Probing the physics of reionization using kinematic Sunyaev–Zeldovich power spectrum from current and upcoming cosmic microwave background surveys

Abstract

ABSTRACT The patchiness in the reionization process alters the statistics of cosmic microwave background (CMB), with the kinematic Sunyaev–Zeldovich (kSZ) effect in the CMB temperature power spectrum being a notable consequence. In this work, we aim to explore the potential of future kSZ power spectrum measurements in inferring the details of the reionization process. In this pursuit, we capitalize on the recent developments in foreground mitigation techniques using the Cross-Internal Linear Combination (Cross-ILC) technique, which enables robust detection of the kSZ power spectrum with signal-to-noise ratio roughly 20σ–30σ in this decade by South pole Telescope (SPT-3G) and Simons Observatory (SO); and ≥80σ by CMB-S4 – substantially improving on the recent evidence for kSZ binned at ℓ = 3000 using SPT-SZ + SPTpol surveys.
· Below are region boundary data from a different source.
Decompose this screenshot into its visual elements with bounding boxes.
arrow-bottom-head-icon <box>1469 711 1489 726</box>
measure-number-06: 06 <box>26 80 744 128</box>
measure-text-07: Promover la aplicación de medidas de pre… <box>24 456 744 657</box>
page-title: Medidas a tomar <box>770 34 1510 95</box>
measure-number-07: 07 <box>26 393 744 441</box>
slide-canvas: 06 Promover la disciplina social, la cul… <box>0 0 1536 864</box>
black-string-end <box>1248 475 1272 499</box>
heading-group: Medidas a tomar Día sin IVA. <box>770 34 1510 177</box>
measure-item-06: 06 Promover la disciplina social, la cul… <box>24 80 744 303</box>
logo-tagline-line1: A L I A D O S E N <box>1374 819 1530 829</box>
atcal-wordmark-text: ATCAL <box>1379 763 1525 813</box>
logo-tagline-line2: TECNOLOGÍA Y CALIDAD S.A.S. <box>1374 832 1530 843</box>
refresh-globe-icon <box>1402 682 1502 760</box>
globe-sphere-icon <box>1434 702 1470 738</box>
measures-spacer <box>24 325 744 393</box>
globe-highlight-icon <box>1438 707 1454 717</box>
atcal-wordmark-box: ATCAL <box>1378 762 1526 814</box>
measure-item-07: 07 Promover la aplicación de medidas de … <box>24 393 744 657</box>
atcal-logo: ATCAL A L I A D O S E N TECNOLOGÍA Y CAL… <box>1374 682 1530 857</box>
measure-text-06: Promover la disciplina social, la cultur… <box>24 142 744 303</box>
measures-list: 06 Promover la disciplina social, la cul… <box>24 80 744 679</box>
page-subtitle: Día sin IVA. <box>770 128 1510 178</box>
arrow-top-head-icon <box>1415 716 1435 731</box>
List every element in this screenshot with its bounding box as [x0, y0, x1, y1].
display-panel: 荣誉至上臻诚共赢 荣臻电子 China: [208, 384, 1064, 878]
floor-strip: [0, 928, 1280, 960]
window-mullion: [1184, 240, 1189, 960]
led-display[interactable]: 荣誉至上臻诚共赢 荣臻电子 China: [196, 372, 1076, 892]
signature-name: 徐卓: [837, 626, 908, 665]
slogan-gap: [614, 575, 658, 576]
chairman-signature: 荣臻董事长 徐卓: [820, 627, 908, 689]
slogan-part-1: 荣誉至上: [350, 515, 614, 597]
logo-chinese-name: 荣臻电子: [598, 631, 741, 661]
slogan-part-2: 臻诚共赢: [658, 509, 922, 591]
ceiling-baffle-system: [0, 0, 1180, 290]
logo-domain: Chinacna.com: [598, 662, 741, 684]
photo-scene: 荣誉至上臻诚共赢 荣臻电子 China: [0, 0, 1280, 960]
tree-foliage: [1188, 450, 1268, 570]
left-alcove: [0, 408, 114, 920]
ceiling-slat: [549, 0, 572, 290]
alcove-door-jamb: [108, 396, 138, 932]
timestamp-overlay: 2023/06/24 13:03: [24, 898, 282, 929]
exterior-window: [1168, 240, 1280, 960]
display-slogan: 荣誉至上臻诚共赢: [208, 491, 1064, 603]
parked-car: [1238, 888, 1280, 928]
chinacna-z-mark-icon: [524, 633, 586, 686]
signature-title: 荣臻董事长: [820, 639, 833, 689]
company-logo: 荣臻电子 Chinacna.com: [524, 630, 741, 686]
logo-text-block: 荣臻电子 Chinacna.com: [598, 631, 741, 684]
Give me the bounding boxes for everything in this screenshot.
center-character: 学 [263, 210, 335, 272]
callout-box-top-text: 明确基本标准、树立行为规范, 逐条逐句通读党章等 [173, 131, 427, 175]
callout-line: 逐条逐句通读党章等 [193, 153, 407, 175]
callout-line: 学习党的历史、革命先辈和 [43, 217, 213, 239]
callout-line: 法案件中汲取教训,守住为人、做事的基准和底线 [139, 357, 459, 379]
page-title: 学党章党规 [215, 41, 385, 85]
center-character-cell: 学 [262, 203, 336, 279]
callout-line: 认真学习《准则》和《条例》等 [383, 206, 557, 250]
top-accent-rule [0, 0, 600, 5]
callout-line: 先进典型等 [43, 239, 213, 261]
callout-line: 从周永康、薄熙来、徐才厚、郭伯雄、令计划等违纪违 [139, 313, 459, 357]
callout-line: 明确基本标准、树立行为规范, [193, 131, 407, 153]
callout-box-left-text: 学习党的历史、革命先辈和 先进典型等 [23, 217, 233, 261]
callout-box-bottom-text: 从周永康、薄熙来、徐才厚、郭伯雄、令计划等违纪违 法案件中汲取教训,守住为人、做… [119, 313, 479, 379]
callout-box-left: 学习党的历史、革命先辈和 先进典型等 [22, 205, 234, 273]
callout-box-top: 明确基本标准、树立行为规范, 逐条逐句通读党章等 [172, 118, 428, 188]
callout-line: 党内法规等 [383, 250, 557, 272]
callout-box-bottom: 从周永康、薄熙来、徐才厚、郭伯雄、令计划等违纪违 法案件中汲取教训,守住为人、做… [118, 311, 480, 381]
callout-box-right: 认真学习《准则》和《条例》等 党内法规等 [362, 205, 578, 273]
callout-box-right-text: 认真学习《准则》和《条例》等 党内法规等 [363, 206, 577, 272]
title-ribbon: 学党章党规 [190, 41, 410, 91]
We use a fiducial kSZ power spectrum along with realistic error bars expected from the above technique for SPT-3G, SO, and CMB-S4 to constrain the parameter space for a physical model of reionization. We find that with the improved error bars it will be possible to place stringent constraints on reionization using solely the Cross-ILC recovered SPT-3G kSZ without imposing any prior on τ in the Bayesian inference. Notably, high-fidelity kSZ measurements from CMB-S4 coupled with τ measurements through LiteBIRD will enable unprecedented constraint on the midpoint of reionization with an error bar of ∼0.25 and the duration of reionization with an error bar at ∼0.21 exclusively using CMB data. This study highlights the need to capture kSZ power spectrum on a broad range of multipoles to gain insights into the inhomogeneous reionization era.